A Secretaria de Estado de Polícia Militar esclarece que a PM é responsável pelo policiamento ostensivo, efetuando prisões quando criminosos são detectados em flagrante delito. “O bairro do Caju conta com policiamento intensificado nas imediações da comunidade da Baleeira, próximo ao cemitério mencionado. O comando do 8ºBPM atua em apoio aos órgãos municipais para garantir a segurança da população”, diz a nota.

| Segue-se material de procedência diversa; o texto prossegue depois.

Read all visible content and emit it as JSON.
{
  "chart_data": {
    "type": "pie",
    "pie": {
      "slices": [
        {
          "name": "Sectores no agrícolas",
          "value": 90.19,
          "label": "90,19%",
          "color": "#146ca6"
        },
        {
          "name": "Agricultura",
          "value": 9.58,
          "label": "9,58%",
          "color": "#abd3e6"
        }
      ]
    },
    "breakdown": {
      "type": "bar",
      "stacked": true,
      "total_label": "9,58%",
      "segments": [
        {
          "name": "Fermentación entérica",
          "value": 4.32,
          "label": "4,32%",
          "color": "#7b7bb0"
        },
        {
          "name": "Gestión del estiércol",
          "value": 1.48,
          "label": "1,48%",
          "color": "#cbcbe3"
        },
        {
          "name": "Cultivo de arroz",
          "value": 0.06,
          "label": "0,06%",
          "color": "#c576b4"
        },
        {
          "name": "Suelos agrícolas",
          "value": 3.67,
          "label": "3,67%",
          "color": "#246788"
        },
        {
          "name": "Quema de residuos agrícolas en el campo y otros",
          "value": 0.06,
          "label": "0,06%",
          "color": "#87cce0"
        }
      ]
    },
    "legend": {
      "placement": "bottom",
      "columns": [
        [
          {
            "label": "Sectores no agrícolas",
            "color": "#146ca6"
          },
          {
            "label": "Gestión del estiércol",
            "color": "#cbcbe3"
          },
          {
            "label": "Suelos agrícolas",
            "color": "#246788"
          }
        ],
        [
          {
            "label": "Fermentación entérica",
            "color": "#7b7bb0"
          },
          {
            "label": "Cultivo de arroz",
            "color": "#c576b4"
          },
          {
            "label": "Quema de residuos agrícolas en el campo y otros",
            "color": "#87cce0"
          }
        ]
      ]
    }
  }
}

A delegada da 134ª de Polícia Civil, Natália Patrão, comentou sobre eventuais crimes no entorno ou dentro do Caju. “A 134ª DP faz um trabalho de inteligência e levantamento de informações quanto ao tráfico de drogas local. Já foram apreendidas drogas pela PM ao redor do cemitério”, esclarece.

Cemitério histórico

Esculturas compõem e ornamentam túmulos do Caju: galeria de arte a céu aberto

Para o pesquisador Hélvio Cordeiro, autor do livro “A história viva da morada dos mortos”, nos cemitérios estão enterradas a história de um povo, sua cultura e os seus antepassados. Em 25 de outubro de 1855, o cônego Antônio Pereira Nunes realizou o benzimento do local onde começariam a ser feitos os enterros nos trabalhos de cemitério. No dia 26, começaram os sepultamentos. Consta que a primeira pessoa a ser sepultada no Caju foi Josefa Pinheiro Feydit.

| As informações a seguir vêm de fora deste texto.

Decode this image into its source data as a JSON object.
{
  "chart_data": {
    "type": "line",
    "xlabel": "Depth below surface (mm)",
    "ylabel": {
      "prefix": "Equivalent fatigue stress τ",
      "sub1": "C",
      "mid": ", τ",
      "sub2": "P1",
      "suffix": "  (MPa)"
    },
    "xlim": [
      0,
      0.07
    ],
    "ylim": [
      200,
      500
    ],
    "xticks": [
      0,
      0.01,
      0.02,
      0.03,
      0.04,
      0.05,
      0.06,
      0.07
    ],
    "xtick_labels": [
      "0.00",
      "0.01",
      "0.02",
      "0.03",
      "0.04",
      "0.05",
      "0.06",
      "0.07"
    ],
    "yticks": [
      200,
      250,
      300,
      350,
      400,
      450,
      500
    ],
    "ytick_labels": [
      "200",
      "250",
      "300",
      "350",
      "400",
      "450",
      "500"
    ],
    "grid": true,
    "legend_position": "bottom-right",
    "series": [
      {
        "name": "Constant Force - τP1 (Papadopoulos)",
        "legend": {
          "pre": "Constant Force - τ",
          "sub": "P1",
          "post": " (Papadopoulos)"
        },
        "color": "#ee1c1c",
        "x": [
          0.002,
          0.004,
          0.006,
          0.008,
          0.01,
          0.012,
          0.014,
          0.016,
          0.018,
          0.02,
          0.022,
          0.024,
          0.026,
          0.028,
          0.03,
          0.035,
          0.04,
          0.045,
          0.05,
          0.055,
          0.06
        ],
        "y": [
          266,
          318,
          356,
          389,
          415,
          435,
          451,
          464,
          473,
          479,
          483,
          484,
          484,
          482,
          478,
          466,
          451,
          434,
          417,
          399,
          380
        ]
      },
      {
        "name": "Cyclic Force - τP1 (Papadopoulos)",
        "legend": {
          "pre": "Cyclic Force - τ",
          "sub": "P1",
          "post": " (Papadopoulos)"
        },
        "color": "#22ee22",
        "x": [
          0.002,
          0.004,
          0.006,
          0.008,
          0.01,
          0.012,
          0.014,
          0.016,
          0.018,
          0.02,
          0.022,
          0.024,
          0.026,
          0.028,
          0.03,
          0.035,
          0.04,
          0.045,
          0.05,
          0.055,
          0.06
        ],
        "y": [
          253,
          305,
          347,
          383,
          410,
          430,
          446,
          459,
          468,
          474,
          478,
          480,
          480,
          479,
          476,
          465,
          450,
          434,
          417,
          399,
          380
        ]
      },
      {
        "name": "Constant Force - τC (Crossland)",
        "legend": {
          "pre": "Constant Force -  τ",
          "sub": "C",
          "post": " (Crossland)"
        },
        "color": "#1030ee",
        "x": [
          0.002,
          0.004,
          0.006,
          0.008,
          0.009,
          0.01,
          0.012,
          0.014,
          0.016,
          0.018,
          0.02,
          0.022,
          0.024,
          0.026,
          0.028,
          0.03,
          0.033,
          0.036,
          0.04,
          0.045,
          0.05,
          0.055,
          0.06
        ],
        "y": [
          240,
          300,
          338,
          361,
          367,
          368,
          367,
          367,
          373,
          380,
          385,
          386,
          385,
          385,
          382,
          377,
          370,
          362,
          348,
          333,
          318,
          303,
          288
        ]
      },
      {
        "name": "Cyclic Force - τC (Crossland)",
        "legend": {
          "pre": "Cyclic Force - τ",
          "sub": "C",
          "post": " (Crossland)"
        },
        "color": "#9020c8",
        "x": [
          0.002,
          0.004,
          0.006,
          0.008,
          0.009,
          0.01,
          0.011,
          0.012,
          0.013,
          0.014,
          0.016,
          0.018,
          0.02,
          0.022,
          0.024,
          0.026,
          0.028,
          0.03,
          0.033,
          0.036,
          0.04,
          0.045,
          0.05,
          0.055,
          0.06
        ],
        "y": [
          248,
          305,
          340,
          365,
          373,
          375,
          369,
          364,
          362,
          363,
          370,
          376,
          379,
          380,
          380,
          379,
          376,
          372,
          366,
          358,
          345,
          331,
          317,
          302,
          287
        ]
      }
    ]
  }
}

Hélvio Cordeiro é pesquisador e autor de livros sobre cemitérios de Campos

“A primeira irmandade a adquirir sua área no novo Cemitério Municipal de Campos de Nossa Senhora do Terço, em dezembro deste mesmo ano de fundação. Em fevereiro do ano seguinte, a segunda a demarcar sua área foi a Irmandade de São Francisco. Em outubro de 1861, um requerimento à Câmara, feito por um cidadão de nome João Ludolfo Anderson, solicitava uma área para construção do Cemitério dos Protestantes. A área cedida ficava ao lado direito da entrada e ficava separado dos demais por muros, com entrada independente. Na época ficou conhecido como Cemitério dos Protestantes ou dos Acatólicos”, conta Hélvio.

Uma das coisas que chama mais a atenção no Cemitério do Caju são as belas esculturas. “São poucas as pessoas que param para prestar atenção na beleza que ornamentam muitas sepulturas. São entalhes feitos com um capricho enorme e demonstram o talento do artista que não costuma deixar assinatura de autor. Países como Argentina e França têm como tradição passeio cultural e histórico nos cemitérios. É um museu a céu aberto, onde se pode apreciar a beleza dos traços mágicos e perfeitos dos escultores”, conclui.